The Igalas would not want to contemplate the demand by the other tribes to take what they claimed rightfully belonged to them because they claimed that the man that died was their own and they are the ones bearing and feeling the pain of the lost.Besides, they see the rivalry as ill motivated considering that they lost Prince Abubakar Audu who was coasting to victory in the last December governorship poll in Kogi state.

Former senator and governorship aspirant on the platform of the APC, Alex Kadiri who lent his voice to the issue noted that the ugly situation has put the Igalas in the tight corner at the moment.  “We are not in the scheme of things in our State, we are not in the scheme of things at the federal level and yet we claim to be the 9th largest ethnic group in the country, ”

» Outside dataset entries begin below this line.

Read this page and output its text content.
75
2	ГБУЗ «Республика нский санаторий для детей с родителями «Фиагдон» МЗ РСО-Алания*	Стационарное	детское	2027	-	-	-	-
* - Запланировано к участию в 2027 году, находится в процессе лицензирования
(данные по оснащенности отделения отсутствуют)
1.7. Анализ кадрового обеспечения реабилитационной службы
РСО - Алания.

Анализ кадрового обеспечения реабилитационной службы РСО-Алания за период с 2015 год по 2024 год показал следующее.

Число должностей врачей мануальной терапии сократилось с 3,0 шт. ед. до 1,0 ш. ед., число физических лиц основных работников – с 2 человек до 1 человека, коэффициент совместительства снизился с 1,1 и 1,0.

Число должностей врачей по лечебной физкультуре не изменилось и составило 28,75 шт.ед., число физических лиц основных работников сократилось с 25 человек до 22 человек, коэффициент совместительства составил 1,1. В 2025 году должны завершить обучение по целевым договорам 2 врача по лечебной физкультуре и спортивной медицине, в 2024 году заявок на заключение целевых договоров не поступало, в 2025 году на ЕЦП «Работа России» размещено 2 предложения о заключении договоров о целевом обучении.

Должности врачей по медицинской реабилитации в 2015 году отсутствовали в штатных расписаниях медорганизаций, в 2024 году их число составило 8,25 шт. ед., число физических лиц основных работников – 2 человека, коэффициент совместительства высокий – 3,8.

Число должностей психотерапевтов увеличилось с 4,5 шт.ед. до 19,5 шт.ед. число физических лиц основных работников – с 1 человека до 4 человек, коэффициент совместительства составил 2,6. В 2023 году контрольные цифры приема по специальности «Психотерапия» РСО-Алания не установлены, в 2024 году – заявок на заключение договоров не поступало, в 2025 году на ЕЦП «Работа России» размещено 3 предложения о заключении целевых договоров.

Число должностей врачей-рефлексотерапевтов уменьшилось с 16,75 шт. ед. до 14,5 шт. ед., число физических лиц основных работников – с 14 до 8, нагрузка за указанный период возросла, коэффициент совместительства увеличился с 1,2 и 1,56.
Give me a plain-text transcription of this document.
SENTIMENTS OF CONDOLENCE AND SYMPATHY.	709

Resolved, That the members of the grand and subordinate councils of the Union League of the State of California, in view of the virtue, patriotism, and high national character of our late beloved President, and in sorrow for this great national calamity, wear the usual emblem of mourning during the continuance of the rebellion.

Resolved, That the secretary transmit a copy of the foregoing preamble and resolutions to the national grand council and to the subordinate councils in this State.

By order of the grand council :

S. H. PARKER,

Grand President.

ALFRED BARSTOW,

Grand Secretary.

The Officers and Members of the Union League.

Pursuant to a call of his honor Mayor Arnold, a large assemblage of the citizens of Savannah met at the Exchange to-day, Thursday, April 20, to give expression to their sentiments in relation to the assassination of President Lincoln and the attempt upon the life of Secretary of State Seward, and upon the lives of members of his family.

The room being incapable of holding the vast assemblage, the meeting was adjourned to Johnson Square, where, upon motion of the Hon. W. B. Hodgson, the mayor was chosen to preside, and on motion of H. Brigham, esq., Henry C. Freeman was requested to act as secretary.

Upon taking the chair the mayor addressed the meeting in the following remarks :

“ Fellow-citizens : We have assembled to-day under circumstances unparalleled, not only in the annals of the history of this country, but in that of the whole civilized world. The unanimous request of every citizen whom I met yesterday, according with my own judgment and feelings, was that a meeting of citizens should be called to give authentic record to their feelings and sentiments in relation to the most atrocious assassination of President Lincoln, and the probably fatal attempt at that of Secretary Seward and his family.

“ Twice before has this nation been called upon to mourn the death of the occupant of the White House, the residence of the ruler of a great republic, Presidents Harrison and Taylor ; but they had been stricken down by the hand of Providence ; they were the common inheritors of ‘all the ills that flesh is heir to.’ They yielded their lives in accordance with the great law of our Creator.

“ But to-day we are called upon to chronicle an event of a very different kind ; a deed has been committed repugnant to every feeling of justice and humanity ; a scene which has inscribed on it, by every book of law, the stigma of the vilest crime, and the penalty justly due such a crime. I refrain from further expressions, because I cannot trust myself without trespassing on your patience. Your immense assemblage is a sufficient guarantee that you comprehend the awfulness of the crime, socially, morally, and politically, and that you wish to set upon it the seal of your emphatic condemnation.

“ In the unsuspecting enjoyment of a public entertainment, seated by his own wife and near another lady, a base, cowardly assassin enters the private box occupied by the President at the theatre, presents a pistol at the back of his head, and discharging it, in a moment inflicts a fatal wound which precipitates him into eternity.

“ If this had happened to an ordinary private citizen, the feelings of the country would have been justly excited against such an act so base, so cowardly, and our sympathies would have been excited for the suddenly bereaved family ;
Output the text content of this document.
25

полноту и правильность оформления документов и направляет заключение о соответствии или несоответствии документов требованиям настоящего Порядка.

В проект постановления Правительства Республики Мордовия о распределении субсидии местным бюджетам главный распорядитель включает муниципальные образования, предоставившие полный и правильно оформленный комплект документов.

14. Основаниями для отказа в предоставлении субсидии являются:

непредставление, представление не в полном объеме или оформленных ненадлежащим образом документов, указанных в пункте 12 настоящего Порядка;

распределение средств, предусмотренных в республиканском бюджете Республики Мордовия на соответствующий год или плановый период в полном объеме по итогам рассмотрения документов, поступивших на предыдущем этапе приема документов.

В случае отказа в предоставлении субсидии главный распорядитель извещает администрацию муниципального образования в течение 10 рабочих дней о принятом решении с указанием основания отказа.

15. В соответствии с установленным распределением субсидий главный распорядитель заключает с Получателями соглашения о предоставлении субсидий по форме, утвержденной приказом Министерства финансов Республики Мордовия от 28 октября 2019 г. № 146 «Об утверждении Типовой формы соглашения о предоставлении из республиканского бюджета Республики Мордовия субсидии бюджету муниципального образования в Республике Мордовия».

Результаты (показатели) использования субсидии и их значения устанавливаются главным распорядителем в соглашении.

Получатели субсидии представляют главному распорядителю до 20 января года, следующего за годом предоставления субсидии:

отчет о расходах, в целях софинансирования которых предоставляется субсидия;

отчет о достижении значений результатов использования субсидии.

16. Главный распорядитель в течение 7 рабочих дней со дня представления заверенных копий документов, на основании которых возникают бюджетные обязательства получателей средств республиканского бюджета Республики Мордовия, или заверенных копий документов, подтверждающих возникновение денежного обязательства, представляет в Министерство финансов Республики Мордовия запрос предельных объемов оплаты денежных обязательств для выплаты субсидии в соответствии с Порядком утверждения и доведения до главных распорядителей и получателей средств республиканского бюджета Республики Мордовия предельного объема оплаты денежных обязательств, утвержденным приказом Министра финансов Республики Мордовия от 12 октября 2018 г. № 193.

A Lokoja based constitutional lawyer, Mr. Joel Usman warned that in the event the matter is taken up legally most of the decisions of Governments at the federal level since the death of Ocholi may be called to question.

Insisting that it was improper that after five months the federal Government was foot dragging on the need to appoint a minister from Kogi State, he noted: “The late Ocholi died more than five months ago and since then there has been no replacement meaning that in the past five months the Federal executive council has been sitting without a minister from Kogi State which to my mind contravenes section 147 sub section 3 of the Constitution of the Federal Republic of Nigeria as amended.”